I have tried using Holder's inequality but didn't really get anywhere. I don't really have any idea how to approach the problem for either direction...
 A: Here's a proof that (1)$\implies$ (2). 

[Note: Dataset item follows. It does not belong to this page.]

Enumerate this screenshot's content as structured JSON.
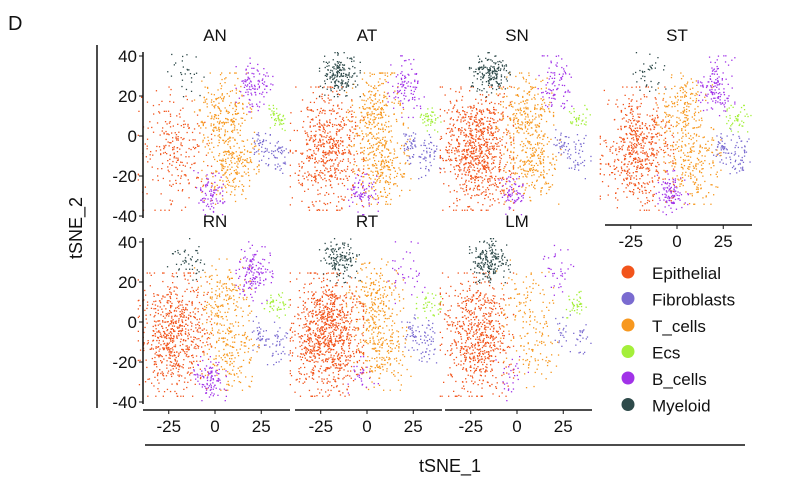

Letting $T_n=n^{-1/p}\sum_1^n \xi_n$, we have
$$
\frac{\xi_n}{n^{1/p}}=T_n - T_{n-1}\cdot \frac{(n-1)^{1/p}}{n^{1/p}}
$$
Letting $n\to\infty$ above, since $T_n\to T$ a.s, and $\frac{(n-1)^{1/p}}{n^{1/p}}\to 1$, we get 
$$\frac{\xi_n}{n^{1/p}}=T_n - T_{n-1}\cdot \frac{(n-1)^{1/p}}{n^{1/p}}\to T-T\cdot 1=0$$
 so that $\xi_n/n^{1/p}\to 0$ a.s. This means $P(|\xi_n|/n^{1/p}>1\text{ i.o.})=P(|\xi_n|^p>n\text{ i.o.})=0$, so (using Borel Cantelli on the last inequality),
$$
E|\xi|^p=\int_0^\infty P(|\xi|^p>t)\,dt\le \sum_{n\ge0} P(|\xi_n|^p>n)<\infty
$$
proving $E|\xi|^p<\infty$. Now, suppose by way of contradiction that $p>1$ and $E\xi\neq0$. Using Jensen's, $E|\xi|^p<\infty$ allows you to show $E|\xi|<\infty$, so by SLLN,
$$
\frac{\sum_{k=1}^n\xi_n}{n}\to E\xi\neq0
$$
almost surely as $n\to\infty$. We also have, since $p>1$, that
$$
\frac1{n^{1/p-1}}\to \infty
$$
Multiplying the two above limits implies that
$$
\frac{\sum_{k=1}^n\xi_n}{n^{1/p}}=T_n\to\infty\qquad\text{a.s.}
$$
contradicting that the limit was finite. Thus, we must have $p\le 1$ or $E\xi=0$.